O que significa, na prática da produção animal, promover a sustentabilidade?
Para a produção animal, existem os temas materiais que consideramos mais relevantes. Logicamente que emissão de gás de efeito estufa é um dos pontos principais. Não pesa tanto para a área de suínos, como pesa na bovinocultura, mas é um tema material importante para o setor. A questão do uso da água, a utilização de antimicrobianos, o bem-estar dos animais... esses são pontos que chamo de elementos mais relevantes voltados ao aspecto da sustentabilidade dentro da cadeia. Existem trabalhos ou situações que são mais favoráveis para uma cultura do que para outras, mas acabam entrando em um mesmo pacotão. De todo modo, independentemente de ser uma questão que nós temos uma dívida com, por exemplo, a emissão de gases de efeito estufa, não é tão grande o problema para os setores de aves e suínos. Mas os consumidores acabam atribuindo isso a todos: deixa de comer carne porque faz mal ao meio ambiente. Existe esse sofismo. E as coisas não são bem assim. Temos que trabalhar a questão do equilíbrio, do esclarecimento, mostrar o que realmente é impactante e o que não é, o quanto que temos de diferenciação nesses setores. Quando se fala em sustentabilidade, sempre se pensa no aspecto ambiental, por conta da origem das discussões, mas a sustentabilidade é para além das questões ambientais. Envolve os aspectos sociais e econômicos. Não devemos esquecer disso porque temos um país que é um grande produtor de alimentos. O que a gente produz tem importância social e torna acessível para diversas camadas da população. Não adianta também dizer que vou explorar os recursos de maneira desregrada. A longo prazo isso não vai ser sustentável. O desafio é esse: alimentar um mundo de grandes contrastes de maneira sustentável. E esse é um papel que o Brasil com certeza é o que mais tem condição de fazer.

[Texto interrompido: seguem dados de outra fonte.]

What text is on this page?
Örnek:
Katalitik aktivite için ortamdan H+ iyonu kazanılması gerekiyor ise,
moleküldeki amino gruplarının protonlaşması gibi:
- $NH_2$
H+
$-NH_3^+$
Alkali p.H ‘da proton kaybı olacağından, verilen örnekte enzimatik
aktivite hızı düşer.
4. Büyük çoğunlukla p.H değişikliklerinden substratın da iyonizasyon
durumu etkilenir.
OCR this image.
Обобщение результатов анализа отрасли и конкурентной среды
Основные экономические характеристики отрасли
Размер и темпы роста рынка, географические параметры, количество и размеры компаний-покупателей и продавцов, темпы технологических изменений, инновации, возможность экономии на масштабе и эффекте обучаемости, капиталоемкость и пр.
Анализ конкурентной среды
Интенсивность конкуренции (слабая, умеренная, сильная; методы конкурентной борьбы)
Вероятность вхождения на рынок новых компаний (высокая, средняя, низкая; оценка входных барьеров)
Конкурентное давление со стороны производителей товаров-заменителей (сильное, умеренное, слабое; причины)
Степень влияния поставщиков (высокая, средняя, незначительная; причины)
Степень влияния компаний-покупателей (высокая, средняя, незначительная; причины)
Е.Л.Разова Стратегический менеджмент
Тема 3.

Qual a importância de as empresas focarem em cargos como diretores de sustentabilidade?
A empresa se estruturar para ter uma área de sustentabilidade demonstra que ela está se dedicando ao tema. É um assunto que precisa de alguém com um olhar macro e se dedicando ao processo de tomada de decisão, de treinamento. No setor de proteína animal, há uma série de iniciativas que já são sustentáveis, realizadas às vezes com outros intuitos, porque fazem parte da prática, porque traz outro benefício... mas que são hoje chamadas como medidas sustentáveis. A partir do momento que tenho uma área ou um setor responsável, isso já traz um peso maior, uma modernização.
Como é coordenar um GT mundial de sustentabilidade? O que o trabalho envolve?

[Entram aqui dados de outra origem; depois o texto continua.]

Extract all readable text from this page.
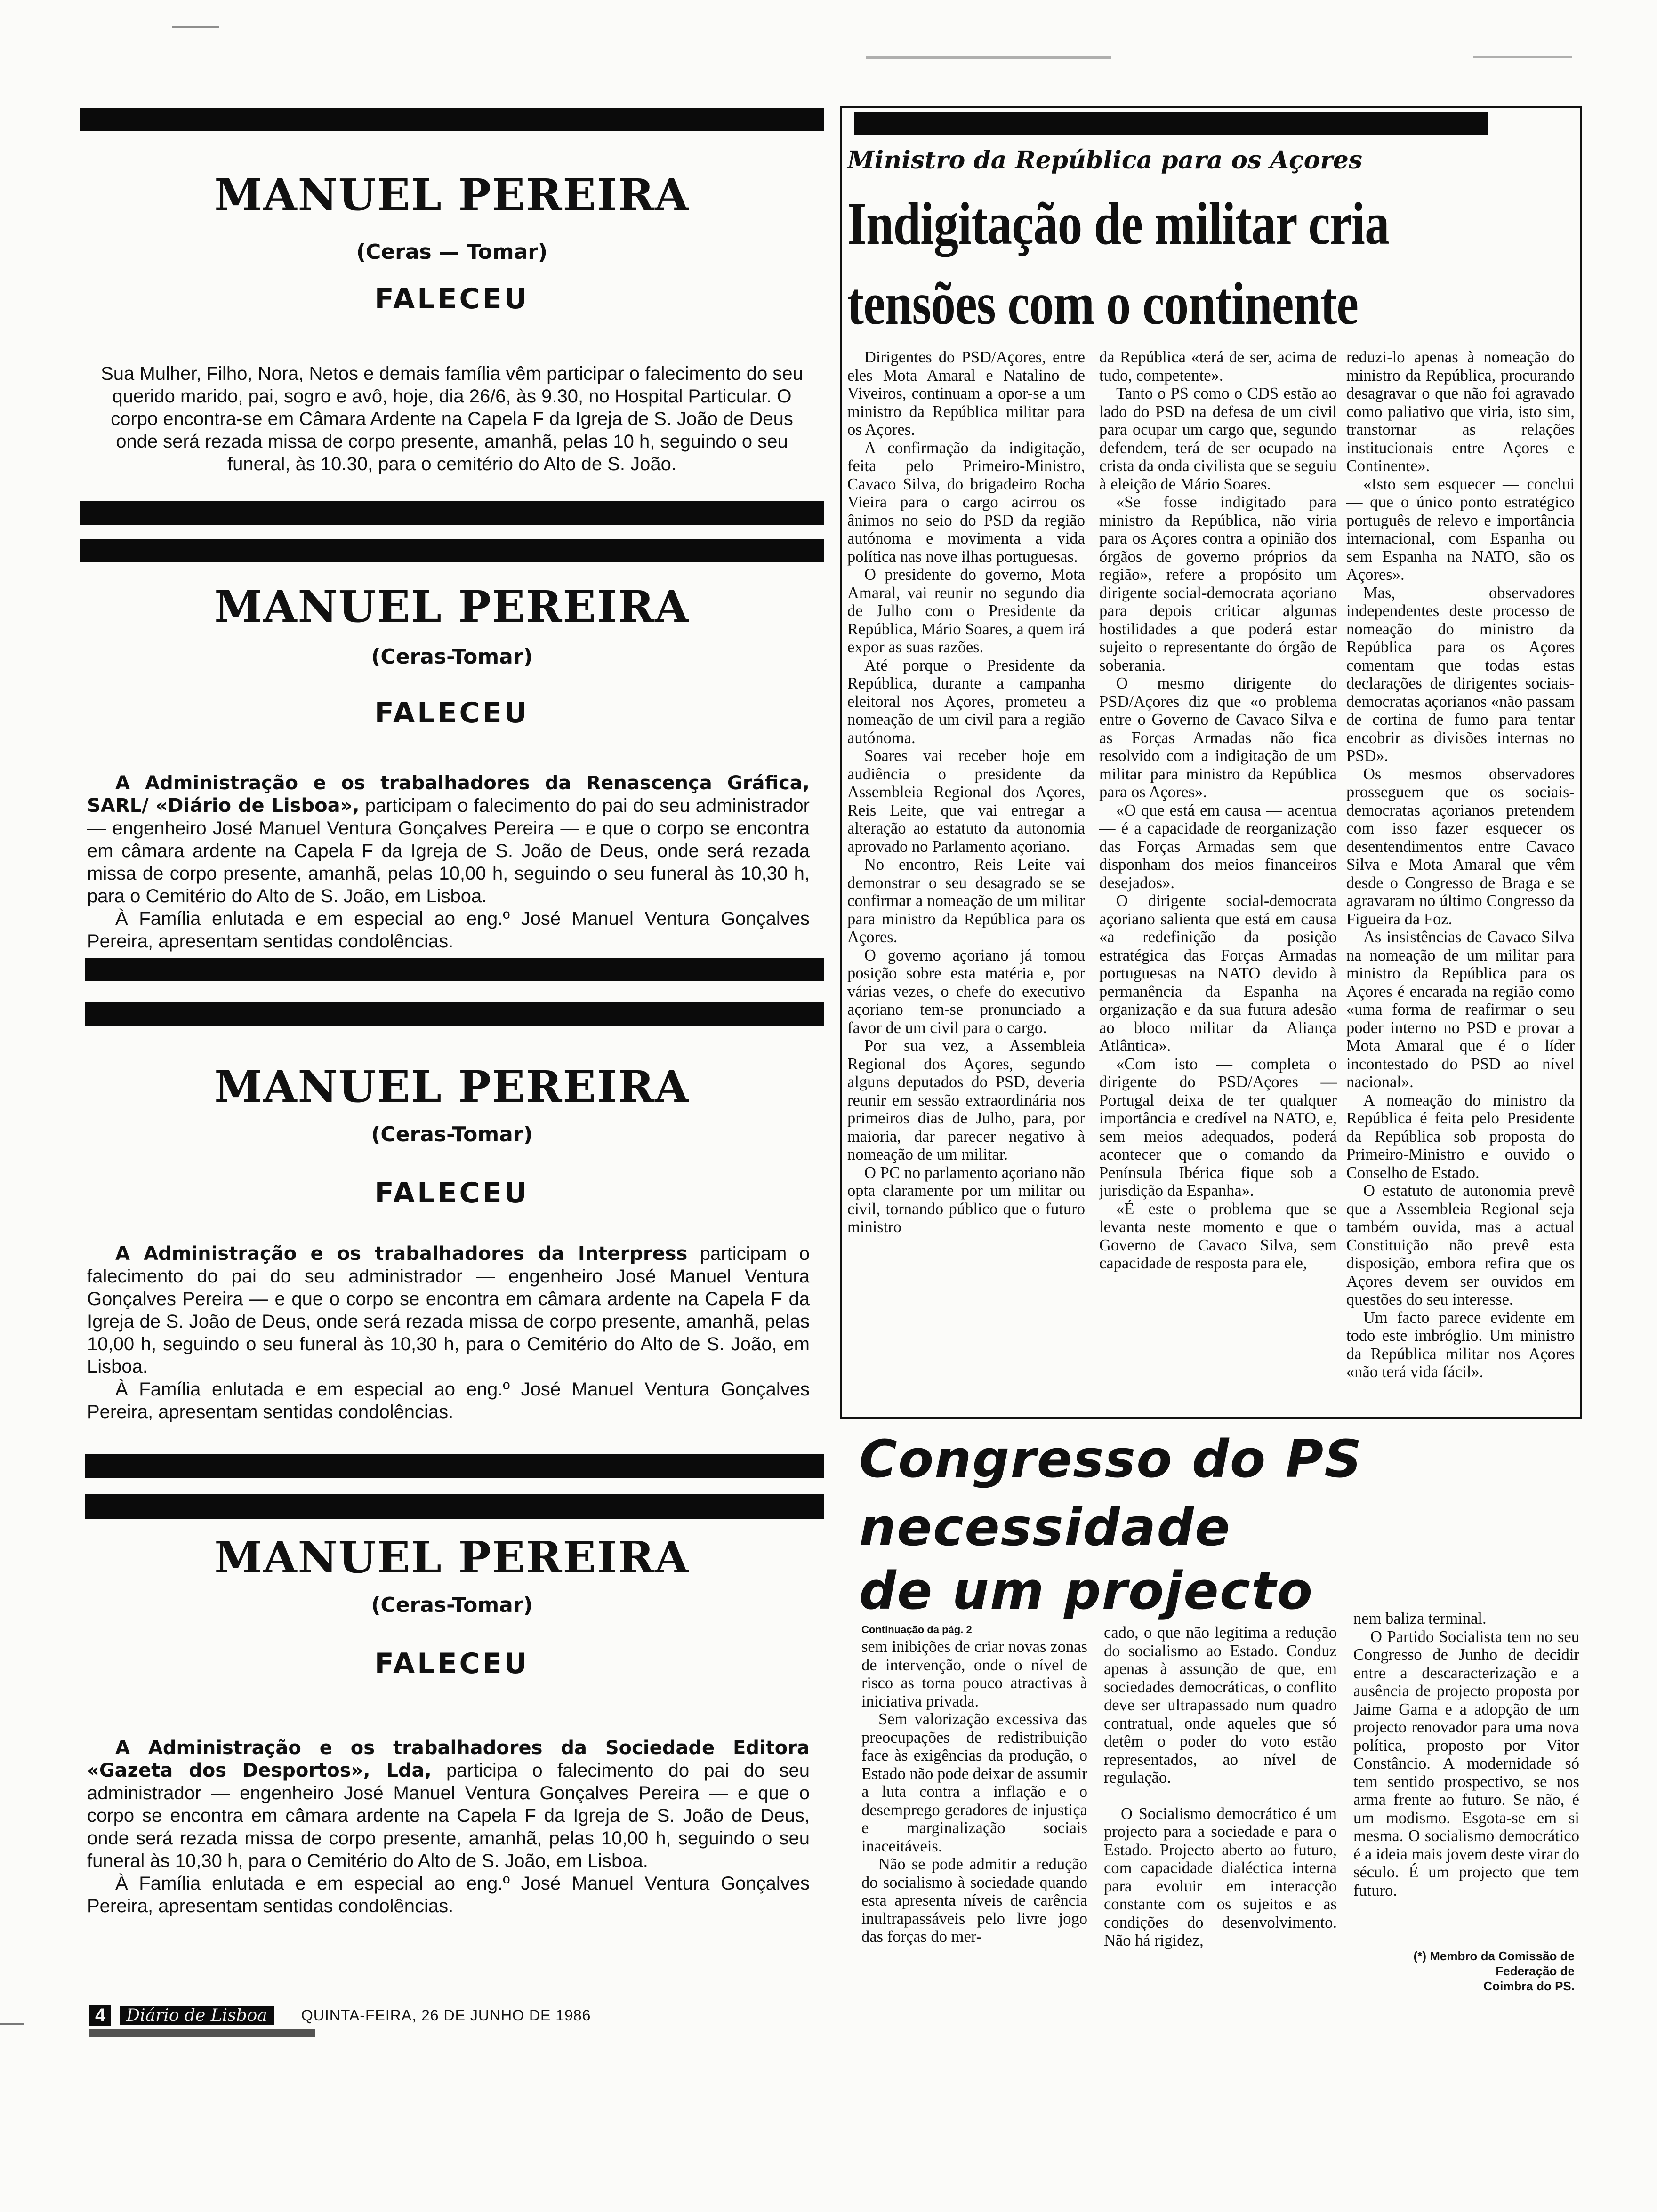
MANUEL PEREIRA
(Ceras — Tomar)
FALECEU
Sua Mulher, Filho, Nora, Netos e demais família vêm participar o falecimento do seu querido marido, pai, sogro e avô, hoje, dia 26/6, às 9.30, no Hospital Particular. O corpo encontra-se em Câmara Ardente na Capela F da Igreja de S. João de Deus onde será rezada missa de corpo presente, amanhã, pelas 10 h, seguindo o seu funeral, às 10.30, para o cemitério do Alto de S. João.
MANUEL PEREIRA
(Ceras-Tomar)
FALECEU

A Administração e os trabalhadores da Renascença Gráfica, SARL/ «Diário de Lisboa», participam o falecimento do pai do seu administrador — engenheiro José Manuel Ventura Gonçalves Pereira — e que o corpo se encontra em câmara ardente na Capela F da Igreja de S. João de Deus, onde será rezada missa de corpo presente, amanhã, pelas 10,00 h, seguindo o seu funeral às 10,30 h, para o Cemitério do Alto de S. João, em Lisboa.

À Família enlutada e em especial ao eng.º José Manuel Ventura Gonçalves Pereira, apresentam sentidas condolências.

MANUEL PEREIRA
(Ceras-Tomar)
FALECEU

A Administração e os trabalhadores da Interpress participam o falecimento do pai do seu administrador — engenheiro José Manuel Ventura Gonçalves Pereira — e que o corpo se encontra em câmara ardente na Capela F da Igreja de S. João de Deus, onde será rezada missa de corpo presente, amanhã, pelas 10,00 h, seguindo o seu funeral às 10,30 h, para o Cemitério do Alto de S. João, em Lisboa.

À Família enlutada e em especial ao eng.º José Manuel Ventura Gonçalves Pereira, apresentam sentidas condolências.

MANUEL PEREIRA
(Ceras-Tomar)
FALECEU

A Administração e os trabalhadores da Sociedade Editora «Gazeta dos Desportos», Lda, participa o falecimento do pai do seu administrador — engenheiro José Manuel Ventura Gonçalves Pereira — e que o corpo se encontra em câmara ardente na Capela F da Igreja de S. João de Deus, onde será rezada missa de corpo presente, amanhã, pelas 10,00 h, seguindo o seu funeral às 10,30 h, para o Cemitério do Alto de S. João, em Lisboa.

À Família enlutada e em especial ao eng.º José Manuel Ventura Gonçalves Pereira, apresentam sentidas condolências.

Ministro da República para os Açores
Indigitação de militar cria
tensões com o continente

Dirigentes do PSD/Açores, entre eles Mota Amaral e Natalino de Viveiros, continuam a opor-se a um ministro da República militar para os Açores.

A confirmação da indigitação, feita pelo Primeiro-Ministro, Cavaco Silva, do brigadeiro Rocha Vieira para o cargo acirrou os ânimos no seio do PSD da região autónoma e movimenta a vida política nas nove ilhas portuguesas.

O presidente do governo, Mota Amaral, vai reunir no segundo dia de Julho com o Presidente da República, Mário Soares, a quem irá expor as suas razões.

Até porque o Presidente da República, durante a campanha eleitoral nos Açores, prometeu a nomeação de um civil para a região autónoma.

Soares vai receber hoje em audiência o presidente da Assembleia Regional dos Açores, Reis Leite, que vai entregar a alteração ao estatuto da autonomia aprovado no Parlamento açoriano.

No encontro, Reis Leite vai demonstrar o seu desagrado se se confirmar a nomeação de um militar para ministro da República para os Açores.

O governo açoriano já tomou posição sobre esta matéria e, por várias vezes, o chefe do executivo açoriano tem-se pronunciado a favor de um civil para o cargo.

Por sua vez, a Assembleia Regional dos Açores, segundo alguns deputados do PSD, deveria reunir em sessão extraordinária nos primeiros dias de Julho, para, por maioria, dar parecer negativo à nomeação de um militar.

O PC no parlamento açoriano não opta claramente por um militar ou civil, tornando público que o futuro ministro

da República «terá de ser, acima de tudo, competente».

Tanto o PS como o CDS estão ao lado do PSD na defesa de um civil para ocupar um cargo que, segundo defendem, terá de ser ocupado na crista da onda civilista que se seguiu à eleição de Mário Soares.

«Se fosse indigitado para ministro da República, não viria para os Açores contra a opinião dos órgãos de governo próprios da região», refere a propósito um dirigente social-democrata açoriano para depois criticar algumas hostilidades a que poderá estar sujeito o representante do órgão de soberania.

O mesmo dirigente do PSD/Açores diz que «o problema entre o Governo de Cavaco Silva e as Forças Armadas não fica resolvido com a indigitação de um militar para ministro da República para os Açores».

«O que está em causa — acentua — é a capacidade de reorganização das Forças Armadas sem que disponham dos meios financeiros desejados».

O dirigente social-democrata açoriano salienta que está em causa «a redefinição da posição estratégica das Forças Armadas portuguesas na NATO devido à permanência da Espanha na organização e da sua futura adesão ao bloco militar da Aliança Atlântica».

«Com isto — completa o dirigente do PSD/Açores — Portugal deixa de ter qualquer importância e credível na NATO, e, sem meios adequados, poderá acontecer que o comando da Península Ibérica fique sob a jurisdição da Espanha».

«É este o problema que se levanta neste momento e que o Governo de Cavaco Silva, sem capacidade de resposta para ele,

reduzi-lo apenas à nomeação do ministro da República, procurando desagravar o que não foi agravado como paliativo que viria, isto sim, transtornar as relações institucionais entre Açores e Continente».

«Isto sem esquecer — conclui — que o único ponto estratégico português de relevo e importância internacional, com Espanha ou sem Espanha na NATO, são os Açores».

Mas, observadores independentes deste processo de nomeação do ministro da República para os Açores comentam que todas estas declarações de dirigentes sociais-democratas açorianos «não passam de cortina de fumo para tentar encobrir as divisões internas no PSD».

Os mesmos observadores prosseguem que os sociais-democratas açorianos pretendem com isso fazer esquecer os desentendimentos entre Cavaco Silva e Mota Amaral que vêm desde o Congresso de Braga e se agravaram no último Congresso da Figueira da Foz.

As insistências de Cavaco Silva na nomeação de um militar para ministro da República para os Açores é encarada na região como «uma forma de reafirmar o seu poder interno no PSD e provar a Mota Amaral que é o líder incontestado do PSD ao nível nacional».

A nomeação do ministro da República é feita pelo Presidente da República sob proposta do Primeiro-Ministro e ouvido o Conselho de Estado.

O estatuto de autonomia prevê que a Assembleia Regional seja também ouvida, mas a actual Constituição não prevê esta disposição, embora refira que os Açores devem ser ouvidos em questões do seu interesse.

Um facto parece evidente em todo este imbróglio. Um ministro da República militar nos Açores «não terá vida fácil».

Congresso do PS
necessidade
de um projecto
Continuação da pág. 2

sem inibições de criar novas zonas de intervenção, onde o nível de risco as torna pouco atractivas à iniciativa privada.

Sem valorização excessiva das preocupações de redistribuição face às exigências da produção, o Estado não pode deixar de assumir a luta contra a inflação e o desemprego geradores de injustiça e marginalização sociais inaceitáveis.

Não se pode admitir a redução do socialismo à sociedade quando esta apresenta níveis de carência inultrapassáveis pelo livre jogo das forças do mer-

cado, o que não legitima a redução do socialismo ao Estado. Conduz apenas à assunção de que, em sociedades democráticas, o conflito deve ser ultrapassado num quadro contratual, onde aqueles que só detêm o poder do voto estão representados, ao nível de regulação.

O Socialismo democrático é um projecto para a sociedade e para o Estado. Projecto aberto ao futuro, com capacidade dialéctica interna para evoluir em interacção constante com os sujeitos e as condições do desenvolvimento. Não há rigidez,

nem baliza terminal.

O Partido Socialista tem no seu Congresso de Junho de decidir entre a descaracterização e a ausência de projecto proposta por Jaime Gama e a adopção de um projecto renovador para uma nova política, proposto por Vitor Constâncio. A modernidade só tem sentido prospectivo, se nos arma frente ao futuro. Se não, é um modismo. Esgota-se em si mesma. O socialismo democrático é a ideia mais jovem deste virar do século. É um projecto que tem futuro.

(*) Membro da Comissão de Federação de
Coimbra do PS.
4	Diário de Lisboa	QUINTA-FEIRA, 26 DE JUNHO DE 1986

O trabalho é desafiador porque são vários países com suas pautas relevantes, então existem temáticas mais adiantadas, outras mais atrasadas, mas o objetivo comum é falar sobre a sustentabilidade do setor de avicultura. O que observamos é que realmente a avicultura se apresenta bastante diferenciada. Dentro dos setores que a ABPA representa, nós temos uma produção bastante sustentável comparada com determinadas outras atividades. Esse é um dos trabalhos: ressaltar essas contribuições, puxar a temática de relevância para que seja trabalhada por associações locais, fazer posicionamentos.
Qual o maior desafio na avicultura para promover a sustentabilidade?
É a gente caminhar com metas. Há uma expectativa muito grande do público geral por compromissos públicos com metas de médio e longo prazo. Hoje, as tarefas mais desafiadoras são a gente se organizar enquanto setor para discutir pautas, conhecer a realidade, monitorar resultados para então conseguir trabalhar com metas, e então explorar essa parte da transparência que eu havia comentado.
O que pode estar mais em jogo em 2022? Que assuntos podem ser temas centrais?
As emissões de gases de efeito estufa certamente são um tema importante e acredito que vai ser demandado cada vez mais. Que tipo de monitoramento adotar, estabelecimento de metas.... Vai ser algo de atenção máxima.
É possível conciliar sustentabilidade com grandes produções?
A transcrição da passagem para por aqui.